Bone marrow transplantation is a procedure to restore stem cells that get destroyed by high doses of chemotherapy and radiation therapy. There are mainly three types of bone marrow transplants.
In autologous transplant the patient receives his own stem cells. In syngetic transplant the patient receives stem cells from his identical twin. In allogenic transplant the patient receives stem cells from brother, sister, parent or an unrelated person.
Chemotherapy and radiation therapy are used to treat cancer. Cancer cells have the property to divide rapidly in comparison with healthy cells. As bone marrow cells also divide rapidly, the high doses of chemotherapy and radiation therapy a patient undergoes for treatment of cancer can cause damage or destroy the patient’s bone marrow. In the absence of a healthy bone marrow the patient is unable to produce blood cells required to carry oxygen, fight infection and prevent bleeding. Bone marrow transplant is used in such cases to replace stem cells lost due to cancer treatment.
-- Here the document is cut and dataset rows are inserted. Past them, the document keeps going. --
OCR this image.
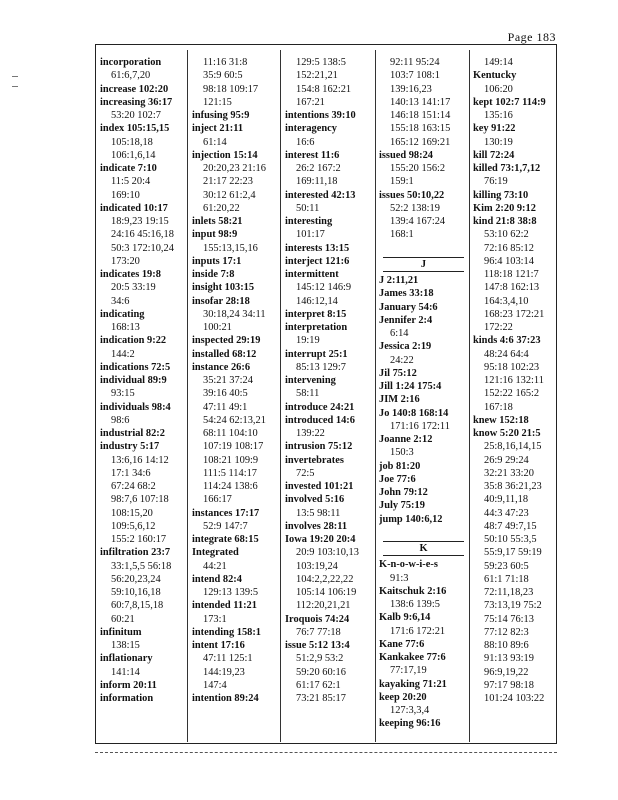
Page 183
incorporation
61:6,7,20
increase 102:20
increasing 36:17
53:20 102:7
index 105:15,15
105:18,18
106:1,6,14
indicate 7:10
11:5 20:4
169:10
indicated 10:17
18:9,23 19:15
24:16 45:16,18
50:3 172:10,24
173:20
indicates 19:8
20:5 33:19
34:6
indicating
168:13
indication 9:22
144:2
indications 72:5
individual 89:9
93:15
individuals 98:4
98:6
industrial 82:2
industry 5:17
13:6,16 14:12
17:1 34:6
67:24 68:2
98:7,6 107:18
108:15,20
109:5,6,12
155:2 160:17
infiltration 23:7
33:1,5,5 56:18
56:20,23,24
59:10,16,18
60:7,8,15,18
60:21
infinitum
138:15
inflationary
141:14
inform 20:11
information
11:16 31:8
35:9 60:5
98:18 109:17
121:15
infusing 95:9
inject 21:11
61:14
injection 15:14
20:20,23 21:16
21:17 22:23
30:12 61:2,4
61:20,22
inlets 58:21
input 98:9
155:13,15,16
inputs 17:1
inside 7:8
insight 103:15
insofar 28:18
30:18,24 34:11
100:21
inspected 29:19
installed 68:12
instance 26:6
35:21 37:24
39:16 40:5
47:11 49:1
54:24 62:13,21
68:11 104:10
107:19 108:17
108:21 109:9
111:5 114:17
114:24 138:6
166:17
instances 17:17
52:9 147:7
integrate 68:15
Integrated
44:21
intend 82:4
129:13 139:5
intended 11:21
173:1
intending 158:1
intent 17:16
47:11 125:1
144:19,23
147:4
intention 89:24
129:5 138:5
152:21,21
154:8 162:21
167:21
intentions 39:10
interagency
16:6
interest 11:6
26:2 167:2
169:11,18
interested 42:13
50:11
interesting
101:17
interests 13:15
interject 121:6
intermittent
145:12 146:9
146:12,14
interpret 8:15
interpretation
19:19
interrupt 25:1
85:13 129:7
intervening
58:11
introduce 24:21
introduced 14:6
139:22
intrusion 75:12
invertebrates
72:5
invested 101:21
involved 5:16
13:5 98:11
involves 28:11
Iowa 19:20 20:4
20:9 103:10,13
103:19,24
104:2,2,22,22
105:14 106:19
112:20,21,21
Iroquois 74:24
76:7 77:18
issue 5:12 13:4
51:2,9 53:2
59:20 60:16
61:17 62:1
73:21 85:17
92:11 95:24
103:7 108:1
139:16,23
140:13 141:17
146:18 151:14
155:18 163:15
165:12 169:21
issued 98:24
155:20 156:2
159:1
issues 50:10,22
52:2 138:19
139:4 167:24
168:1

J
J 2:11,21
James 33:18
January 54:6
Jennifer 2:4
6:14
Jessica 2:19
24:22
Jil 75:12
Jill 1:24 175:4
JIM 2:16
Jo 140:8 168:14
171:16 172:11
Joanne 2:12
150:3
job 81:20
Joe 77:6
John 79:12
July 75:19
jump 140:6,12

K
K-n-o-w-i-e-s
91:3
Kaitschuk 2:16
138:6 139:5
Kalb 9:6,14
171:6 172:21
Kane 77:6
Kankakee 77:6
77:17,19
kayaking 71:21
keep 20:20
127:3,3,4
keeping 96:16
149:14
Kentucky
106:20
kept 102:7 114:9
135:16
key 91:22
130:19
kill 72:24
killed 73:1,7,12
76:19
killing 73:10
Kim 2:20 9:12
kind 21:8 38:8
53:10 62:2
72:16 85:12
96:4 103:14
118:18 121:7
147:8 162:13
164:3,4,10
168:23 172:21
172:22
kinds 4:6 37:23
48:24 64:4
95:18 102:23
121:16 132:11
152:22 165:2
167:18
knew 152:18
know 5:20 21:5
25:8,16,14,15
26:9 29:24
32:21 33:20
35:8 36:21,23
40:9,11,18
44:3 47:23
48:7 49:7,15
50:10 55:3,5
55:9,17 59:19
59:23 60:5
61:1 71:18
72:11,18,23
73:13,19 75:2
75:14 76:13
77:12 82:3
88:10 89:6
91:13 93:19
96:9,19,22
97:17 98:18
101:24 103:22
Bone marrow transplantation is commonly used for treatment of leukemia and lymphoma cases. It is very effective when the symptoms of leukemia and lymphoma have disappeared in the patient. Bone marrow transplant is also used in other cancer cases such as neuroblastoma or multiple myeloma. Clinical trials are being conducted to evaluate the use of bone marrow transplant in many other forms of cancer.
When the stem cells from a healthy donor are transplanted in the patient, they travel to the bone marrow and they start producing new white blood cells, red blood cells and platelets. This process is known as engraftment. It takes two to four weeks for the engraftment to take place after transplantation.